Making matters worse, the heater systems malfunctioned in the Voskhod capsule, dropping temperatures inside the craft to -5° C (23° F). 

Recovery forces on skis finally reached the crew one day after landing but were unable to extract them from the site, instead building a makeshift log cabin and fires at the area before the crew subsequently skied out to waiting helicopters several kilometers away two days after landing.

Apollo-Soyuz Test Project – the first international space mission:

Following his history-making spacewalk in March 1965, Leonov was reassigned to a series of other missions that were all canceled or delayed for various reasons.  He would not return to space for 10 years.

The delays ultimately proved yet again historic for Leonov, with the Soviet Union deciding to name him the Commander of the Soviet half of the 1975 Apollo-Soyuz mission. 

Leonov with Deke Slayton during Apollo-Soyuz Mission in July 1975. (Credit: NASA)

The historic meeting of the Cold War rivals in space saw the docking of the Soyuz 19 vehicle with the final Apollo spacecraft. 

The flights marked the first international mission in space history, the first link-up of an American and Soviet craft in space, and the first time that a Soviet citizen (Leonov) entered a U.S. spacecraft. 

A notable symbol of detente, falling escalations between the United States and Soviet Union in the Cold War era, the mission in large part paved the way for the eventual international cooperation of the U.S. and Russia that would follow 18 years later with the creation of the International Space Station program and the beginning of U.S. Space Shuttle flights to the Russian space station Mir. 

Post-flight career:

Following his role as Commander of Soyuz 19, Leonov became Commander of the Cosmonaut Team, or Chief Cosmonaut, in 1976.  He held that role until 1982 before eventually retiring in 1992. 

In addition to his artwork, he was also a screenwriter, co-writing a script for the Soviet 1980 science fiction film The Orion Loop.

He also co-wrote a dual biography and history of the Space Race with U.S. astronaut David Scott titled Two Sides of the Moon: Our Story of the Cold War Space Race

He was also a contributor to the 2007 book Into the Silent Sea

But his contribution to space exploration will be what he is forever remembered for. 

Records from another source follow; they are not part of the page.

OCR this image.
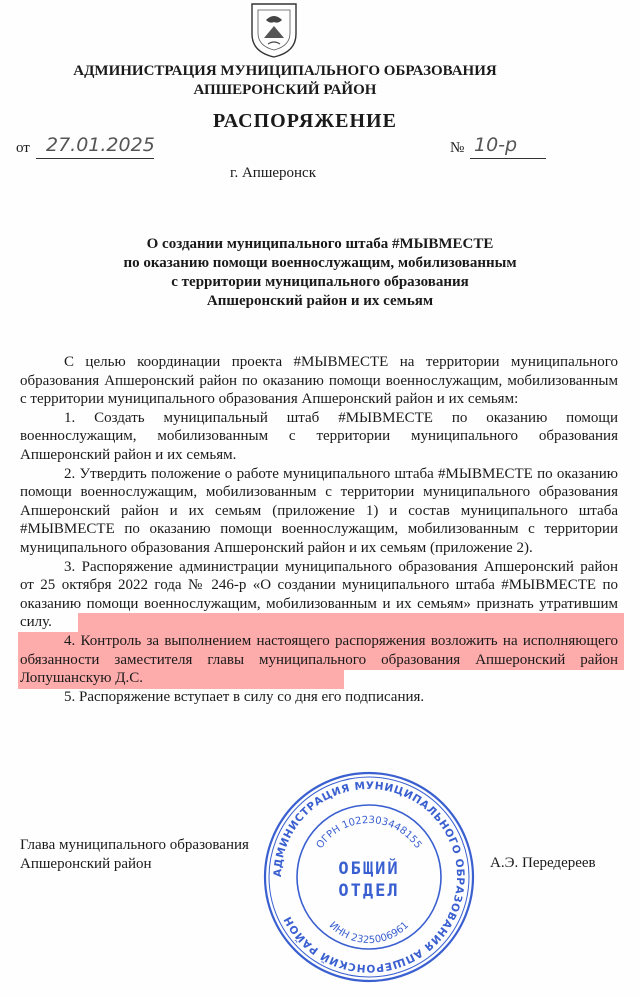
АДМИНИСТРАЦИЯ МУНИЦИПАЛЬНОГО ОБРАЗОВАНИЯ
АПШЕРОНСКИЙ РАЙОН
РАСПОРЯЖЕНИЕ
от 27.01.2025	№ 10-р
г. Апшеронск
О создании муниципального штаба #МЫВМЕСТЕ
по оказанию помощи военнослужащим, мобилизованным
с территории муниципального образования
Апшеронский район и их семьям

С целью координации проекта #МЫВМЕСТЕ на территории муниципального образования Апшеронский район по оказанию помощи военнослужащим, мобилизованным с территории муниципального образования Апшеронский район и их семьям:

1. Создать муниципальный штаб #МЫВМЕСТЕ по оказанию помощи военнослужащим, мобилизованным с территории муниципального образования Апшеронский район и их семьям.

2. Утвердить положение о работе муниципального штаба #МЫВМЕСТЕ по оказанию помощи военнослужащим, мобилизованным с территории муниципального образования Апшеронский район и их семьям (приложение 1) и состав муниципального штаба #МЫВМЕСТЕ по оказанию помощи военнослужащим, мобилизованным с территории муниципального образования Апшеронский район и их семьям (приложение 2).

3. Распоряжение администрации муниципального образования Апшеронский район от 25 октября 2022 года № 246-р «О создании муниципального штаба #МЫВМЕСТЕ по оказанию помощи военнослужащим, мобилизованным и их семьям» признать утратившим силу.

4. Контроль за выполнением настоящего распоряжения возложить на исполняющего обязанности заместителя главы муниципального образования Апшеронский район Лопушанскую Д.С.

5. Распоряжение вступает в силу со дня его подписания.

Глава муниципального образования
Апшеронский район	А.Э. Передереев
АДМИНИСТРАЦИЯ МУНИЦИПАЛЬНОГО ОБРАЗОВАНИЯ АПШЕРОНСКИЙ РАЙОН
ОГРН 1022303448155
ИНН 2325006961
ОБЩИЙ
ОТДЕЛ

His first spacewalk, anything but routine in the day, paved the way for more prolonged and numerous ventures outside of spacecraft, and his role uniting the United States and the Soviet Union in peaceful cooperation in space continues to this day aboard the International Space Station. 

But ultimately, Leonov himself put it best speaking after his Voskhod 2 mission saying, “building manned orbital stations and exploring the Universe are inseparably linked with man’s activity in open space.  There is no end of work in this field.”